Example: given numbers, then return the population standard deviation.
use similarity_trait::Similarity;
struct MyStruct;
impl Similarity<Vec<f64>, Option<f64>> for MyStruct {
/// Similarity of numbers via population standard deviation
fn similarity(numbers: Vec<f64>) -> Option<f64> {
if numbers.is_empty() { return None }
let mean = numbers.iter().sum::<f64>() / numbers.len() as f64;
let variance = numbers.iter().map(|x| (x - mean).powi(2)).sum::<f64>() / numbers.len() as f64;
Some(variance.sqrt())
}
}
let numbers = vec![2.0, 4.0, 4.0, 4.0, 5.0, 5.0, 7.0, 9.0];
let standard_deviation = MyStruct::similarity(numbers).expect("similarity");
assert!(standard_deviation > 1.999 && standard_deviation < 2.001);§Similarity of a pair or a collection
You may want to choose whether you prefer to calculate the similarity of a pair (such as two strings) or a collection (such as a vector of strings).
Example: given a pair of strings, then return the Hamming distance.
use similarity_trait::Similarity;
struct MyStruct;
impl Similarity<(&str, &str), usize> for MyStruct {
/// Similarity of a pair of strings via Hamming distance.
fn similarity(pair: (&str, &str)) -> usize {
pair.0.chars().zip(pair.1.chars()).filter(|(c1, c2)| c1 != c2).count()
}
}
let pair = ("information", "informatics");
let hamming_distance = MyStruct::similarity(pair);
assert_eq!(hamming_distance, 2);Example: given a collection of strings, then return the maximum Hamming distance.

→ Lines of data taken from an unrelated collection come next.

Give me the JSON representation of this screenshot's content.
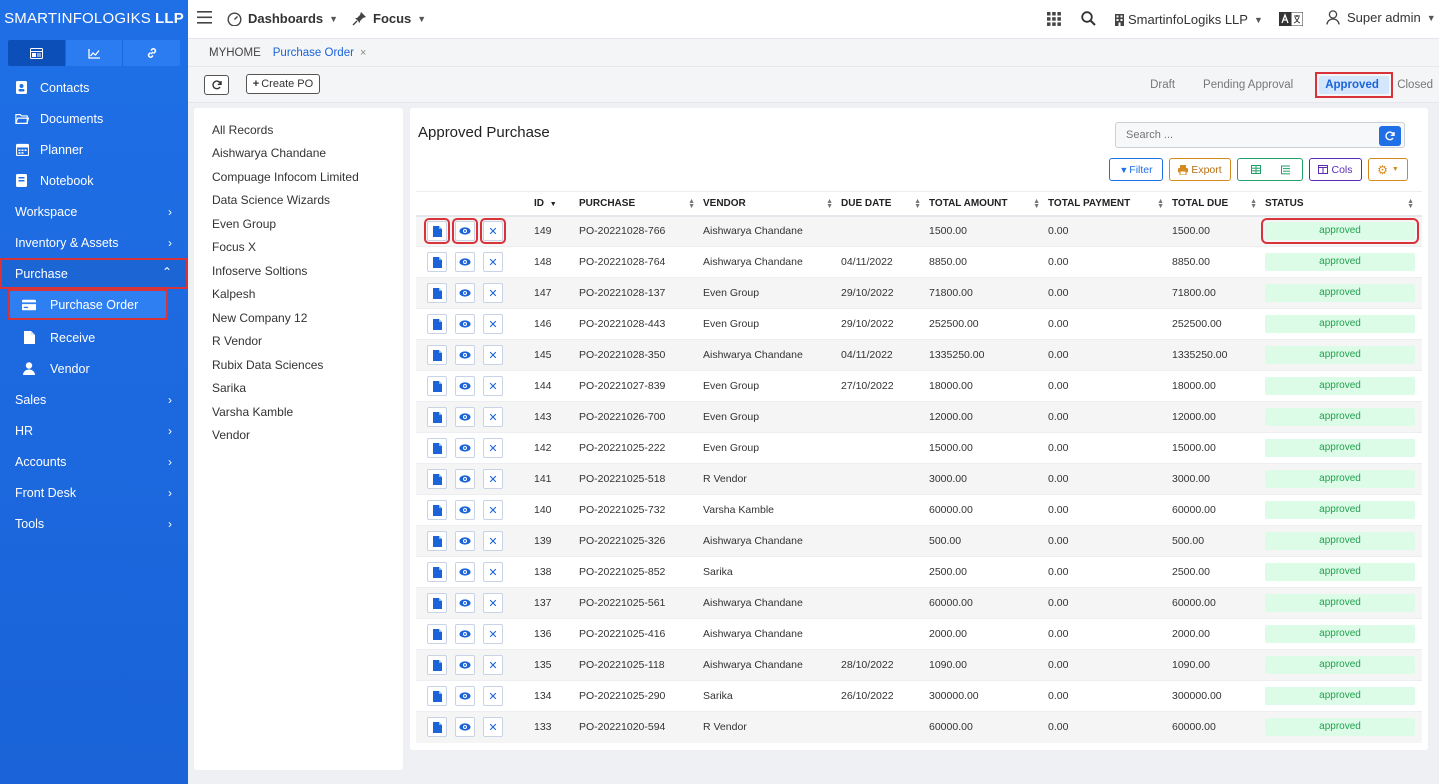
{
  "brand": {
    "light": "SMARTINFOLOGIKS",
    "bold": "LLP"
  },
  "sidebar": {
    "tabs": [
      "layout-icon",
      "chart-icon",
      "link-icon"
    ],
    "top_items": [
      {
        "label": "Contacts",
        "icon": "contact-icon"
      },
      {
        "label": "Documents",
        "icon": "folder-icon"
      },
      {
        "label": "Planner",
        "icon": "calendar-icon"
      },
      {
        "label": "Notebook",
        "icon": "notebook-icon"
      }
    ],
    "groups": {
      "workspace": "Workspace",
      "inventory": "Inventory & Assets",
      "purchase": "Purchase",
      "sales": "Sales",
      "hr": "HR",
      "accounts": "Accounts",
      "frontdesk": "Front Desk",
      "tools": "Tools"
    },
    "purchase_sub": {
      "purchase_order": "Purchase Order",
      "receive": "Receive",
      "vendor": "Vendor"
    }
  },
  "topbar": {
    "dashboards": "Dashboards",
    "focus": "Focus",
    "company": "SmartinfoLogiks LLP",
    "user": "Super admin"
  },
  "breadcrumb": {
    "home": "MYHOME",
    "current": "Purchase Order",
    "close": "×"
  },
  "actions": {
    "create_po": "Create PO"
  },
  "status_tabs": {
    "draft": "Draft",
    "pending": "Pending Approval",
    "approved": "Approved",
    "closed": "Closed"
  },
  "left_list": [
    "All Records",
    "Aishwarya Chandane",
    "Compuage Infocom Limited",
    "Data Science Wizards",
    "Even Group",
    "Focus X",
    "Infoserve Soltions",
    "Kalpesh",
    "New Company 12",
    "R Vendor",
    "Rubix Data Sciences",
    "Sarika",
    "Varsha Kamble",
    "Vendor"
  ],
  "main": {
    "title": "Approved Purchase",
    "search_placeholder": "Search ...",
    "tools": {
      "filter": "Filter",
      "export": "Export",
      "cols": "Cols"
    },
    "columns": {
      "id": "ID",
      "purchase": "PURCHASE",
      "vendor": "VENDOR",
      "due_date": "DUE DATE",
      "total_amount": "TOTAL AMOUNT",
      "total_payment": "TOTAL PAYMENT",
      "total_due": "TOTAL DUE",
      "status": "STATUS"
    },
    "rows": [
      {
        "id": "149",
        "purchase": "PO-20221028-766",
        "vendor": "Aishwarya Chandane",
        "due": "",
        "amount": "1500.00",
        "payment": "0.00",
        "total_due": "1500.00",
        "status": "approved"
      },
      {
        "id": "148",
        "purchase": "PO-20221028-764",
        "vendor": "Aishwarya Chandane",
        "due": "04/11/2022",
        "amount": "8850.00",
        "payment": "0.00",
        "total_due": "8850.00",
        "status": "approved"
      },
      {
        "id": "147",
        "purchase": "PO-20221028-137",
        "vendor": "Even Group",
        "due": "29/10/2022",
        "amount": "71800.00",
        "payment": "0.00",
        "total_due": "71800.00",
        "status": "approved"
      },
      {
        "id": "146",
        "purchase": "PO-20221028-443",
        "vendor": "Even Group",
        "due": "29/10/2022",
        "amount": "252500.00",
        "payment": "0.00",
        "total_due": "252500.00",
        "status": "approved"
      },
      {
        "id": "145",
        "purchase": "PO-20221028-350",
        "vendor": "Aishwarya Chandane",
        "due": "04/11/2022",
        "amount": "1335250.00",
        "payment": "0.00",
        "total_due": "1335250.00",
        "status": "approved"
      },
      {
        "id": "144",
        "purchase": "PO-20221027-839",
        "vendor": "Even Group",
        "due": "27/10/2022",
        "amount": "18000.00",
        "payment": "0.00",
        "total_due": "18000.00",
        "status": "approved"
      },
      {
        "id": "143",
        "purchase": "PO-20221026-700",
        "vendor": "Even Group",
        "due": "",
        "amount": "12000.00",
        "payment": "0.00",
        "total_due": "12000.00",
        "status": "approved"
      },
      {
        "id": "142",
        "purchase": "PO-20221025-222",
        "vendor": "Even Group",
        "due": "",
        "amount": "15000.00",
        "payment": "0.00",
        "total_due": "15000.00",
        "status": "approved"
      },
      {
        "id": "141",
        "purchase": "PO-20221025-518",
        "vendor": "R Vendor",
        "due": "",
        "amount": "3000.00",
        "payment": "0.00",
        "total_due": "3000.00",
        "status": "approved"
      },
      {
        "id": "140",
        "purchase": "PO-20221025-732",
        "vendor": "Varsha Kamble",
        "due": "",
        "amount": "60000.00",
        "payment": "0.00",
        "total_due": "60000.00",
        "status": "approved"
      },
      {
        "id": "139",
        "purchase": "PO-20221025-326",
        "vendor": "Aishwarya Chandane",
        "due": "",
        "amount": "500.00",
        "payment": "0.00",
        "total_due": "500.00",
        "status": "approved"
      },
      {
        "id": "138",
        "purchase": "PO-20221025-852",
        "vendor": "Sarika",
        "due": "",
        "amount": "2500.00",
        "payment": "0.00",
        "total_due": "2500.00",
        "status": "approved"
      },
      {
        "id": "137",
        "purchase": "PO-20221025-561",
        "vendor": "Aishwarya Chandane",
        "due": "",
        "amount": "60000.00",
        "payment": "0.00",
        "total_due": "60000.00",
        "status": "approved"
      },
      {
        "id": "136",
        "purchase": "PO-20221025-416",
        "vendor": "Aishwarya Chandane",
        "due": "",
        "amount": "2000.00",
        "payment": "0.00",
        "total_due": "2000.00",
        "status": "approved"
      },
      {
        "id": "135",
        "purchase": "PO-20221025-118",
        "vendor": "Aishwarya Chandane",
        "due": "28/10/2022",
        "amount": "1090.00",
        "payment": "0.00",
        "total_due": "1090.00",
        "status": "approved"
      },
      {
        "id": "134",
        "purchase": "PO-20221025-290",
        "vendor": "Sarika",
        "due": "26/10/2022",
        "amount": "300000.00",
        "payment": "0.00",
        "total_due": "300000.00",
        "status": "approved"
      },
      {
        "id": "133",
        "purchase": "PO-20221020-594",
        "vendor": "R Vendor",
        "due": "",
        "amount": "60000.00",
        "payment": "0.00",
        "total_due": "60000.00",
        "status": "approved"
      }
    ]
  },
  "colors": {
    "primary": "#1f6fe6",
    "highlight": "#d9333a",
    "approved_bg": "#dcfce7",
    "approved_text": "#22a04f"
  }
}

use similarity_trait::Similarity;
struct MyStruct;
impl Similarity<Vec<&str>, usize> for MyStruct {
/// Similarity of a collection of strings via maximum Hamming distance.
fn similarity(collection: Vec<&str>) -> usize {
let mut max = 0;
for i in 0..collection.len() {
for j in (i + 1)..collection.len() {
max = std::cmp::max(max, collection[i].chars().zip(collection[j].chars()).filter(|(c1, c2)| c1 != c2).count())
}
}
max
}
}
let collection = vec!["information", "informatics", "affirmation"];
let maximum_hamming_distance = MyStruct::similarity(collection);
assert_eq!(maximum_hamming_distance, 5);